Paris-Charles de Gaulle Airport (LFPG) is the principal international gateway to Paris, sitting 14 miles northeast of central Paris. Commercial service is overwhelmingly dominant — LFPG is the main Air France hub and one of the busiest international airports in Europe — and the field is not the typical Paris-area private aviation default. Charter and corporate traffic for Paris almost always routes through Le Bourget (LFPB, 7 miles southwest of LFPG and dramatically closer to central Paris), which is purpose-built for business aviation.
The four runways at LFPG handle every current business jet without restriction. Where LFPG makes sense for private aviation is intercontinental VIP arrivals where the passenger requires the CDG experience or where airline interline is needed, transatlantic ultra-long-range departures that benefit from the longer runway environment, and the occasional charter where Le Bourget slot availability has been exhausted. Two FBOs (Signature and Universal Aviation) handle business aviation movements at LFPG, but the experience is meaningfully slower than at Le Bourget — slot pressure, taxi delays, and the general airline-dominant environment all add friction. Field elevation is 392 feet, no density-altitude concerns. Ground time to central Paris via the A1 is 30–50 minutes; the dedicated bizjet routing through Le Bourget is faster and more pleasant for the vast majority of passengers.

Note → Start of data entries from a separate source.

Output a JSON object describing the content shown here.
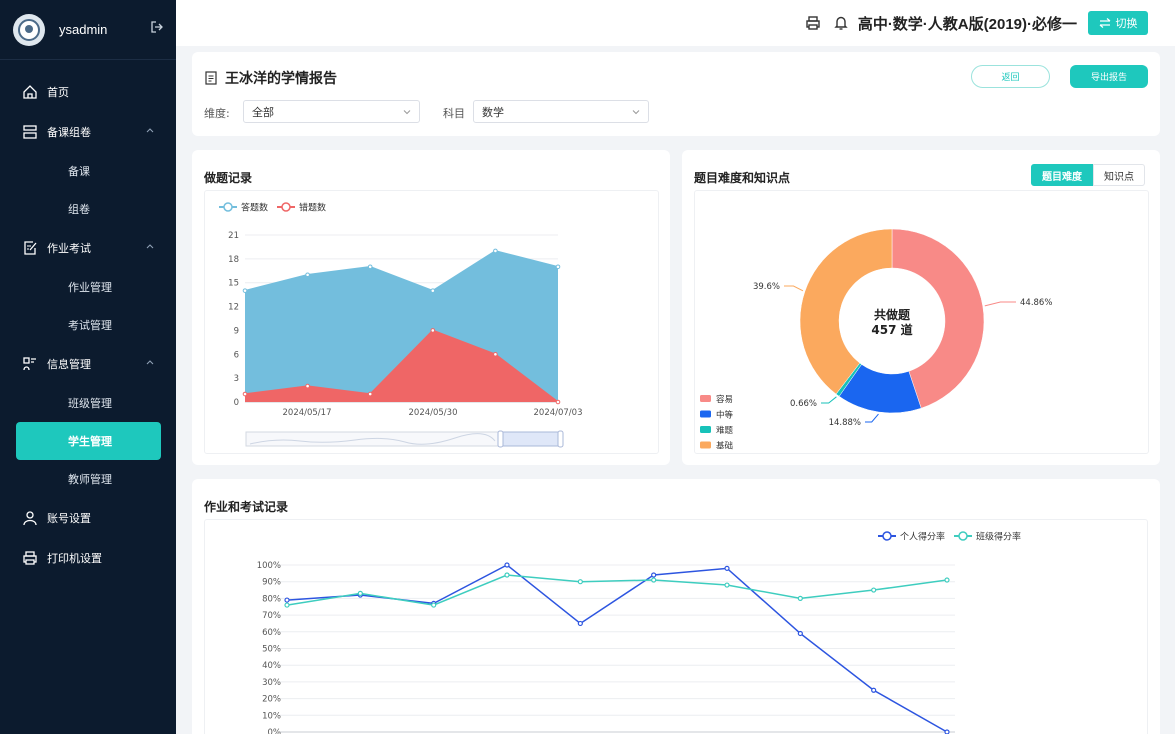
{
  "sidebar": {
    "username": "ysadmin",
    "menu": [
      {
        "label": "首页"
      },
      {
        "label": "备课组卷",
        "children": [
          "备课",
          "组卷"
        ]
      },
      {
        "label": "作业考试",
        "children": [
          "作业管理",
          "考试管理"
        ]
      },
      {
        "label": "信息管理",
        "children": [
          "班级管理",
          "学生管理",
          "教师管理"
        ]
      },
      {
        "label": "账号设置"
      },
      {
        "label": "打印机设置"
      }
    ],
    "active_item": "学生管理"
  },
  "topbar": {
    "course_title": "高中·数学·人教A版(2019)·必修一",
    "switch_label": "切换"
  },
  "report": {
    "title": "王冰洋的学情报告",
    "back_label": "返回",
    "export_label": "导出报告",
    "filters": {
      "dimension_label": "维度:",
      "dimension_value": "全部",
      "subject_label": "科目",
      "subject_value": "数学"
    }
  },
  "practice_card": {
    "title": "做题记录"
  },
  "difficulty_card": {
    "title": "题目难度和知识点",
    "tab_active": "题目难度",
    "tab_other": "知识点",
    "center_line1": "共做题",
    "center_line2": "457 道"
  },
  "homework_card": {
    "title": "作业和考试记录"
  },
  "chart_data": [
    {
      "type": "area",
      "legend": [
        "答题数",
        "错题数"
      ],
      "x_labels": [
        "2024/05/17",
        "2024/05/30",
        "2024/07/03"
      ],
      "ylim": [
        0,
        21
      ],
      "yticks": [
        0,
        3,
        6,
        9,
        12,
        15,
        18,
        21
      ],
      "series": [
        {
          "name": "答题数",
          "color": "#73bedd",
          "values": [
            14,
            16,
            17,
            14,
            19,
            17
          ]
        },
        {
          "name": "错题数",
          "color": "#ef6666",
          "values": [
            1,
            2,
            1,
            9,
            6,
            0
          ]
        }
      ],
      "grid": true,
      "legend_position": "top-left",
      "has_zoom_slider": true
    },
    {
      "type": "pie",
      "donut": true,
      "slices": [
        {
          "name": "容易",
          "value": 44.86,
          "label": "44.86%",
          "color": "#f88a87"
        },
        {
          "name": "中等",
          "value": 14.88,
          "label": "14.88%",
          "color": "#1a66f0"
        },
        {
          "name": "难题",
          "value": 0.66,
          "label": "0.66%",
          "color": "#17c2b9"
        },
        {
          "name": "基础",
          "value": 39.6,
          "label": "39.6%",
          "color": "#fba95e"
        }
      ],
      "legend_position": "bottom-left"
    },
    {
      "type": "line",
      "legend": [
        "个人得分率",
        "班级得分率"
      ],
      "ylim": [
        0,
        100
      ],
      "yticks": [
        "0%",
        "10%",
        "20%",
        "30%",
        "40%",
        "50%",
        "60%",
        "70%",
        "80%",
        "90%",
        "100%"
      ],
      "series": [
        {
          "name": "个人得分率",
          "color": "#2d55e0",
          "values": [
            79,
            82,
            77,
            100,
            65,
            94,
            98,
            59,
            25,
            0
          ]
        },
        {
          "name": "班级得分率",
          "color": "#3ecdbf",
          "values": [
            76,
            83,
            76,
            94,
            90,
            91,
            88,
            80,
            85,
            91
          ]
        }
      ],
      "grid": true,
      "legend_position": "top-right"
    }
  ]
}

Paris Charles de Gaulle International Airport, also known as Roissy Airport, is the primary international airport serving Paris, the capital of France. The airport opened in 1974 and is located in Roissy-en-France, 23 km (14 mi) northeast of the city centre of Paris. It is named after World War II leader and French president Charles de Gaulle, whose initials form its IATA airport code.